De meeste ouders – als de eerst verantwoordelijken voor het opvoeden van hun kind of kinderen – leren het opvoeden met vallen en opstaan en groeien met hun kind mee. Wanneer ouders erin slagen de verschillende opvoedingsopgaven zonder grote problemen te volbrengen, breiden hun vaardigheden zich uit en ontwikkelen zij vertrouwen in zichzelf als opvoeder. Soms loopt de aanpassing aan nieuwe situaties minder soepel en hebben ouders er moeite mee om goed in te schatten wat zij wel of niet van hun kind kunnen verwachten (McGillicuddy-De Lisi en Sigel, 2002). Ouders zijn daar meer onzeker over bij hun eerste kind.

Waaier van betekenissen

Wat ouders wel of niet doen, wat ze wel of niet zeggen tegen hun kind, hoe ze zich verhouden tot hun kind, heeft onder meer te maken met welke ouder ze willen zijn, hoe ze het samenleven in een gezin zien, wat ze hun kind willen voorleven, welke waarden ze belangrijk vinden, …

Natuurlijk spelen nog veel andere factoren een rol: de opvoedingsgeschiedenis van de ouder, maar evengoed wie het kind is dat ze voor zich hebben, hun kennis over ontwikkeling van een kind, de tijdgeest of de buurt waarin ze leven, hun werk of partnerrelatie, de spiegel die andere gezinnen of professionelen hen voorhouden, gebeurtenissen in hun leven, sociale media, ervaren stress, welke middelen ze daartoe voorhanden hebben … 

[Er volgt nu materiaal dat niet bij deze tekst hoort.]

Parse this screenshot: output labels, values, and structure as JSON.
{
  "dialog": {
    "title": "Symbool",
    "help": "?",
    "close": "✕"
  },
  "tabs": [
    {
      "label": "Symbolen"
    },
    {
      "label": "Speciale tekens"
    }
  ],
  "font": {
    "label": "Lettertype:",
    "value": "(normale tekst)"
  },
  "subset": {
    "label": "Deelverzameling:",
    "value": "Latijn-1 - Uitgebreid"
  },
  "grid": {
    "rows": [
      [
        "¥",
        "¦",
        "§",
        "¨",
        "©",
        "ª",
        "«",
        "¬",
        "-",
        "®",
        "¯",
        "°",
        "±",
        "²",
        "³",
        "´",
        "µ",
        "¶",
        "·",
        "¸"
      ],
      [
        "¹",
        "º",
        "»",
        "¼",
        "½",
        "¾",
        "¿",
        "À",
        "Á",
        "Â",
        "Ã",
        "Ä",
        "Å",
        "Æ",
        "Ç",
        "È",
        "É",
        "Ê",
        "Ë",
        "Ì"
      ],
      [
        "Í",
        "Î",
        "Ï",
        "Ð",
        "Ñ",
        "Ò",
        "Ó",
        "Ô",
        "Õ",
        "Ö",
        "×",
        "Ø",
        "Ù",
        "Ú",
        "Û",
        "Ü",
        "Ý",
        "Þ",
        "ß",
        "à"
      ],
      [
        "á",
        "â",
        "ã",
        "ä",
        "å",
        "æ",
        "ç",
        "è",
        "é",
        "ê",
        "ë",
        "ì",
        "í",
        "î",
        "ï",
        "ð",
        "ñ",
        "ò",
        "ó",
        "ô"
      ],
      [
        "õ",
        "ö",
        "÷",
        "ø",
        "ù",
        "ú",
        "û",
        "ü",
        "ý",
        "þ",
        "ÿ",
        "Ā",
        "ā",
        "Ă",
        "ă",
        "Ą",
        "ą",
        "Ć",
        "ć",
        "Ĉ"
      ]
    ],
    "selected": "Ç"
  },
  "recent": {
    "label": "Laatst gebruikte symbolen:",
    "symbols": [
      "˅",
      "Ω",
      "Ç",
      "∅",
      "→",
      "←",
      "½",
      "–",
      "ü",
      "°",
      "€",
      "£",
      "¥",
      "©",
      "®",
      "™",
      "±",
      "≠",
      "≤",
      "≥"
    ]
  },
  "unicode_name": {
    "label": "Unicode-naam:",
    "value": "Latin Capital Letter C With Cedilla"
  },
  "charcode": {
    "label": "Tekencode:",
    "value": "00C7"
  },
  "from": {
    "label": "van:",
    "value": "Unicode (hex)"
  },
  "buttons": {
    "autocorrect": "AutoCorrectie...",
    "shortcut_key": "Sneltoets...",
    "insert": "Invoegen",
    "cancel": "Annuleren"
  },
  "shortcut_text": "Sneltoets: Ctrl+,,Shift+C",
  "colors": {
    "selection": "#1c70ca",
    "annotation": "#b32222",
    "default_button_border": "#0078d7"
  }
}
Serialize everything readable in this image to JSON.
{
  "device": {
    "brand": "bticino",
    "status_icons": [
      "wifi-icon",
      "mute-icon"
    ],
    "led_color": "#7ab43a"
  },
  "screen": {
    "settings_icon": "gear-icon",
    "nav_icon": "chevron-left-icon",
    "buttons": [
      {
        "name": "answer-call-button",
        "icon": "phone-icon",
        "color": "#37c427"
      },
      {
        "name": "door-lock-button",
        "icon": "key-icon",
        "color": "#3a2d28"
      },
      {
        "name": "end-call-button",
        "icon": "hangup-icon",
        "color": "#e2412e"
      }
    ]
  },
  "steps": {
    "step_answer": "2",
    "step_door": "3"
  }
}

Opvoeden is geen onveranderlijk gegeven. Tijdens het opgroeien van kinderen worden ouders immers steeds voor nieuwe keuzes en (on-)mogelijkheden gesteld. Ouders stellen hun beeld of verwachtingen bij ten aanzien van zichzelf en hun kind. Een ouder vindt zichzelf hierin als ouder steeds opnieuw uit en moet telkens een nieuwe positie innemen.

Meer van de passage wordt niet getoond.